由于经常接见来访记者或举行记者招待会,周恩来同武汉的新闻界建立了广泛的联系。三月,《大公报》著名记者范长江在汉口发起成立中国青年新闻记者学会。周恩来同他们一直保持着密切的联系。四月,范长江同数十名记者到津浦铁路前线采访,经历了台儿庄大捷和徐州会战。五月下旬,回到武汉。《新华日报》举行盛会欢迎他们。周恩来临时因事没有出席。二十六日,他写信给范长江说:“长江先生:听到你饱载着前线上英勇的战息,并带着光荣的伤痕归来,不仅使人兴奋,而且使人感念。闻前线上归来的记者们正在聚会,特驰函致慰问于你,并请代致敬意于风尘仆仆的诸位记者。”〔45〕六月七日,他又致函范长江说:“昨午已与陈辞修部长约好,本星期四(九号)正午约津浦战场归来诸记者会餐,地点在中街新生活宿舍。届时当可静聆诸先生对于二期抗战的经验与教训的高论,希预告怀着满脑意见的诸记者能分类准备为好。关于约请的名单,将由政治部函你代约,预计有二十人以上。”〔45〕这次会餐后,周恩来根据记者们反映的情况,向陈诚提出了加强军队政治工作的具体建议,并由陈诚将记者们反映的情况到军事委员会作了报告。在周恩来的帮助下,范长江的思想不断进步。到重庆后,就由周恩来介绍参加了中国共产党。

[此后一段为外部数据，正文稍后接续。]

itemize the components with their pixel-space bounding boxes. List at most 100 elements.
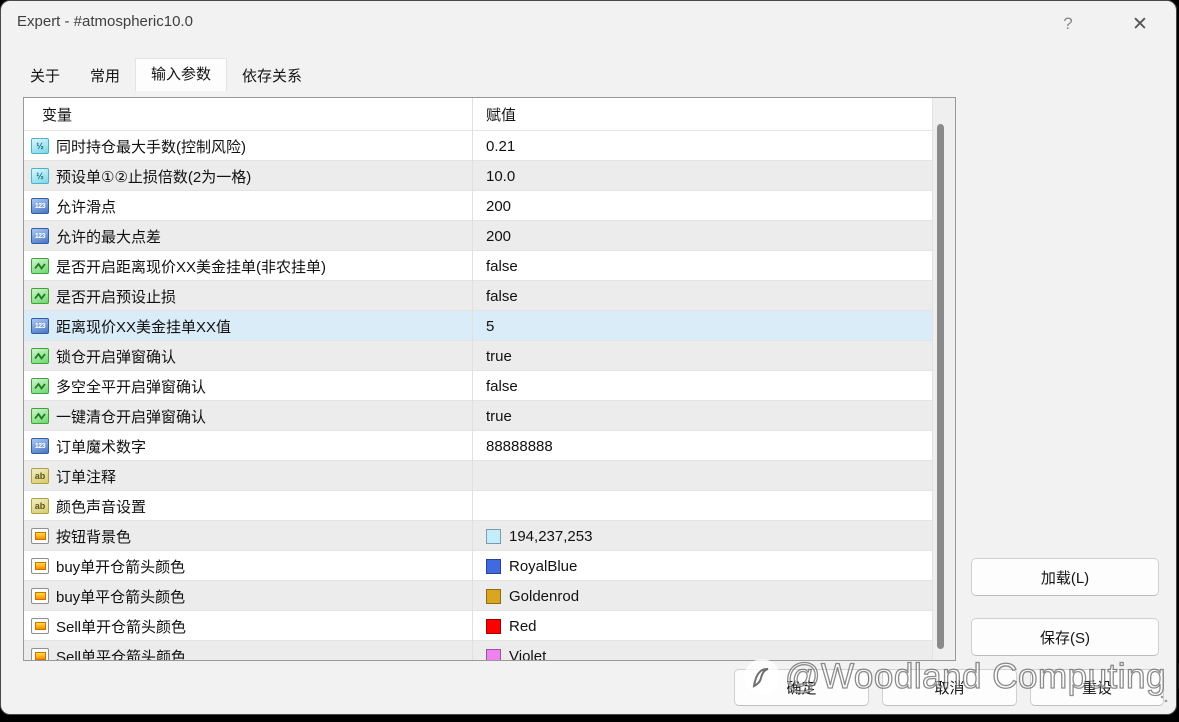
param-value-cell[interactable]: false [472,378,933,395]
table-row[interactable]: 123 允许的最大点差 200 [24,221,933,251]
param-name-cell: Sell单开仓箭头颜色 [24,616,472,637]
param-name-cell: ab 订单注释 [24,466,472,487]
scrollbar-thumb[interactable] [937,124,944,649]
param-value: Violet [509,647,547,661]
table-row[interactable]: 一键清仓开启弹窗确认 true [24,401,933,431]
table-header: 变量 赋值 [24,98,955,131]
close-icon[interactable]: ✕ [1125,9,1155,39]
param-label: 距离现价XX美金挂单XX值 [56,318,232,336]
int-type-icon: 123 [31,198,49,214]
save-button[interactable]: 保存(S) [971,618,1159,656]
param-value: 200 [486,227,512,245]
param-label: 允许的最大点差 [56,228,162,246]
help-icon[interactable]: ? [1053,9,1083,39]
parameters-table: 变量 赋值 ½ 同时持仓最大手数(控制风险) 0.21 ½ 预设单①②止损倍数(2为一格… [23,97,956,661]
cancel-button[interactable]: 取消 [882,669,1017,706]
param-value: false [486,257,518,275]
param-value-cell[interactable]: true [472,348,933,365]
param-name-cell: ½ 同时持仓最大手数(控制风险) [24,136,472,157]
param-label: 预设单①②止损倍数(2为一格) [56,168,252,186]
param-value-cell[interactable]: 5 [472,318,933,335]
color-gradient [34,652,46,660]
color-swatch [486,528,501,544]
load-button[interactable]: 加载(L) [971,558,1159,596]
color-swatch [486,558,501,574]
table-row[interactable]: ½ 同时持仓最大手数(控制风险) 0.21 [24,131,933,161]
tab-关于[interactable]: 关于 [15,63,75,91]
param-name-cell: 是否开启预设止损 [24,286,472,307]
param-value-cell[interactable]: 88888888 [472,438,933,455]
param-value-cell[interactable]: 0.21 [472,138,933,155]
param-value-cell[interactable]: 10.0 [472,168,933,185]
param-name-cell: buy单平仓箭头颜色 [24,586,472,607]
table-row[interactable]: ab 颜色声音设置 [24,491,933,521]
table-row[interactable]: 多空全平开启弹窗确认 false [24,371,933,401]
param-label: 颜色声音设置 [56,498,147,516]
color-type-icon [31,588,49,604]
param-name-cell: 123 允许滑点 [24,196,472,217]
table-row[interactable]: ½ 预设单①②止损倍数(2为一格) 10.0 [24,161,933,191]
bool-type-icon [31,258,49,274]
param-name-cell: ab 颜色声音设置 [24,496,472,517]
param-value-cell[interactable]: false [472,288,933,305]
table-row[interactable]: 按钮背景色 194,237,253 [24,521,933,551]
bool-type-icon [31,348,49,364]
param-name-cell: 123 允许的最大点差 [24,226,472,247]
double-type-icon: ½ [31,138,49,154]
tab-输入参数[interactable]: 输入参数 [135,58,228,91]
vertical-scrollbar[interactable] [932,98,955,660]
param-value-cell[interactable]: Violet [472,647,933,661]
table-row[interactable]: 是否开启距离现价XX美金挂单(非农挂单) false [24,251,933,281]
param-value: 5 [486,317,495,335]
param-label: 按钮背景色 [56,528,132,546]
resize-grip[interactable] [1160,695,1168,703]
param-value-cell[interactable]: 194,237,253 [472,528,933,545]
param-label: 一键清仓开启弹窗确认 [56,408,207,426]
param-value: RoyalBlue [509,557,578,575]
table-row[interactable]: 123 订单魔术数字 88888888 [24,431,933,461]
param-value-cell[interactable]: 200 [472,228,933,245]
reset-button[interactable]: 重设 [1030,669,1164,706]
param-name-cell: buy单开仓箭头颜色 [24,556,472,577]
param-label: 订单魔术数字 [56,438,147,456]
param-name-cell: 是否开启距离现价XX美金挂单(非农挂单) [24,256,472,277]
param-label: 是否开启距离现价XX美金挂单(非农挂单) [56,258,327,276]
table-row[interactable]: buy单开仓箭头颜色 RoyalBlue [24,551,933,581]
param-value-cell[interactable]: RoyalBlue [472,558,933,575]
string-type-icon: ab [31,468,49,484]
expert-properties-dialog: Expert - #atmospheric10.0 ? ✕ 关于 常用 输入参数 依存… [0,0,1179,715]
param-name-cell: 多空全平开启弹窗确认 [24,376,472,397]
param-value-cell[interactable]: Red [472,618,933,635]
param-name-cell: ½ 预设单①②止损倍数(2为一格) [24,166,472,187]
int-type-icon: 123 [31,318,49,334]
color-type-icon [31,618,49,634]
param-label: 订单注释 [56,468,117,486]
table-row[interactable]: 是否开启预设止损 false [24,281,933,311]
table-row[interactable]: ab 订单注释 [24,461,933,491]
table-row[interactable]: Sell单开仓箭头颜色 Red [24,611,933,641]
color-gradient [34,562,46,570]
param-value-cell[interactable]: false [472,258,933,275]
param-label: buy单平仓箭头颜色 [56,588,186,606]
value-column-header: 赋值 [486,107,517,124]
table-row[interactable]: 锁仓开启弹窗确认 true [24,341,933,371]
param-name-cell: 123 订单魔术数字 [24,436,472,457]
column-divider [472,98,473,660]
color-type-icon [31,648,49,660]
color-swatch [486,588,501,604]
param-value-cell[interactable]: 200 [472,198,933,215]
table-row[interactable]: 123 距离现价XX美金挂单XX值 5 [24,311,933,341]
param-value-cell[interactable]: true [472,408,933,425]
tab-常用[interactable]: 常用 [75,63,135,91]
param-value: Red [509,617,537,635]
param-label: 是否开启预设止损 [56,288,177,306]
table-row[interactable]: 123 允许滑点 200 [24,191,933,221]
ok-button[interactable]: 确定 [734,669,869,706]
table-row[interactable]: Sell单平仓箭头颜色 Violet [24,641,933,661]
table-row[interactable]: buy单平仓箭头颜色 Goldenrod [24,581,933,611]
param-value-cell[interactable]: Goldenrod [472,588,933,605]
tab-依存关系[interactable]: 依存关系 [227,63,317,91]
param-value: 200 [486,197,512,215]
param-value: 0.21 [486,137,516,155]
param-value: false [486,377,518,395]
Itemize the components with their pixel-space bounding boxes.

那时郭沫若还办了一张《救亡日报》。这是他从日本归国后,以上海文化界救亡协会的名义于一九三七年八月在上海创办的。他自己任社长,夏衍任总编辑。沪战告急时,周恩来通知郭沫若:上海沦陷后把《救亡日报》迁到广州去出版,继续由夏衍负责。一九三八年四月下旬,夏衍到武汉向周恩来汇报《救亡日报》的工作。周恩来询问了报社情况、报纸销路以及各方面对报纸的反映后,对夏衍说:“问题不单在销数,而在于读者敢不敢看你们的报和喜欢不喜欢看你们的报。这张报纸是以郭沫若为社长的上海文化界救亡协会的机关报,这一点规定了你们的办报方针。办成像国民党的报纸一样,当然不行。办成像《新华日报》一样,有些人就不敢看了。总的方针是宣传抗日、团结、进步,但要办出独特的风格来,办出一份左、中、右三方面的人都要看、都喜欢看的报纸。”周恩来还说:“要好好学习邹韬奋办《生活》的作风,通俗易懂,精辟动人,讲人民大众想讲的话,讲国民党不肯讲的,讲《新华日报》不便讲的,这就是方针。”夏衍努力按照周恩来这个指示去办。《救亡日报》在华南,在香港,在海外,在广泛的社会阶层中,产生了很大的影响。
周恩来在武汉的时间还不到一年,但通过他范围广泛的活动,结交了那么多的朋友,使很多人了解了中国共产党的抗战、团结、进步的主张,从共产党人身上看到了中国的希望。这就为中国共产党在广大的国民党统治区的工作打下坚实的基础,不仅在当时对动员广大群众参加抗日战争起了有力的推动作用,而且对以后全国解放战争中第二条战线的开辟和一部分国民党将领的起义产生了深远的影响。
周恩来在武汉从事的统一战线工作,不仅在国内,而且在国际上也收到显著的效果。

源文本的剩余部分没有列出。